Radio host Gary Flowers, who was born in the hospital in 1963, and whose family has a strong connection to the site and the doctors that worked there, saw the decision as adding further distrust of VUU’s leadership over a lack of transparency for its board and the public at large.

Mr. Flowers

Mr. Flowers

When it came to future use of the hospital, Mr. Flowers suggested a more active role in the community, turning it into either a museum or a training facility for physician’s assistants.

“The Richmond Community Hospital … is an altar, a sacred altar in the Black community of Richmond,” Mr. Flowers said.

“I pray that the leadership of Virginia Union makes truth and transparency its guiding star.”

Mr. Flowers said that his March 3 program, which airs at 10 a.m., will focus on “the threat/value of black hospitals in communities around the nation.” Scheduled guests include former Richmond Community Hospital Physician Ferguson Reid, Theo M. Moore II of Alabama, who helped preserve John A. Andrew Memorial Hospital on the Tuskegee Institute campus, and Ms. Baskerville.

Additional alternatives have been highlighted by Richmonders in the weeks after VUU’s announcement, in particular a social media group, “Save Community Hospital” organized by Ms. Baskerville and other residents.

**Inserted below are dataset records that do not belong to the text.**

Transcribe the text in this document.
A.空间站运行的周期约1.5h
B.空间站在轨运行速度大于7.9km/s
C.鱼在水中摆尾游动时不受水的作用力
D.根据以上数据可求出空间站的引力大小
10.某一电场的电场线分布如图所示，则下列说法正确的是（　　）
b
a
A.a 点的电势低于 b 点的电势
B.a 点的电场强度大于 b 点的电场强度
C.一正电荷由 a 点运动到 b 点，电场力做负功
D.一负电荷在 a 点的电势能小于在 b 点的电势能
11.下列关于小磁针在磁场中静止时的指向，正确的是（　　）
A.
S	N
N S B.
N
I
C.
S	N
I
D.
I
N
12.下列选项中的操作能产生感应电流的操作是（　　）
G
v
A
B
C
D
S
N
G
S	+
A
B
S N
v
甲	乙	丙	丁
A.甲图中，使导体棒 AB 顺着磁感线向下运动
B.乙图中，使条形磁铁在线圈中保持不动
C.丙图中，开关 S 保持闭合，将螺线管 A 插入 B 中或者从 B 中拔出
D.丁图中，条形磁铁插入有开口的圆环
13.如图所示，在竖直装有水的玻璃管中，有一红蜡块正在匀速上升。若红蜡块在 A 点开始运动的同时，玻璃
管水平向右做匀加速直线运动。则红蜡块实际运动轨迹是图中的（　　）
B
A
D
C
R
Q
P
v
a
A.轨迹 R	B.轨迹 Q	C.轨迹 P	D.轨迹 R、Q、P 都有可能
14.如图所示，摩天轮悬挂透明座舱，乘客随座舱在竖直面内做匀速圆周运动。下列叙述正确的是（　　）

The group, which has about 150 members, has highlighted past efforts by HBCUs across America and organizations in Richmond to ensure the survival of historic assets, sites and resources. Concerned residents also have worked to share their concerns with other leaders in Richmond and other localities.

Some political officials have offered their own alternatives regarding the potential demolition of the hospital, however.

Richmond City Council member and mayoral candidate Andreas Addison voiced his concern over VUU’s plans Monday, suggesting that the institution work with the Department of Historic Resources and City Hall to preserve the site in some way.

“There’s no denying that our city is facing a historic housing crisis, and we need to find innovative ways to increase our stock of accessible units,” Mr. Addison said. “We must also remember that at the root of this crisis is Black displacement, redlining, and the legacy of systemic racism that for too long informed our city’s approach to growth.

“We cannot repair the sins of our racist past if that means destroying monuments to Richmond’s Black history in the process.”

Meanwhile, VUU’s President Lucas issued this response on Wednesday.

“Those who want to preserve Black History should look to VUU, as this development project shows how Virginia’s oldest HBCU is building on a 158-year legacy, celebrating history, and shaping the Commonwealth’s future,” he said.

“As part of our work, Virginia Union is working collaboratively with the Black History Museum and others to preserve and tell the history of our people in Richmond and

the Commonwealth. VUU is home to the Center for African American History and Culture, which will play a lead role as VUU engages with the community as the development moves forward.

“We welcome the groups who will gather this weekend, and the Center will participate and record oral histories of the neighborhood and the Richmond Community Hospital site. The University welcomes broad participation in how we memorialize the important history of the site, as we plan for its future. “

The rally to save the historic Richmond Community Hospital will take place 1 p.m. Sunday, March 3, at 1209 Overbrook Road.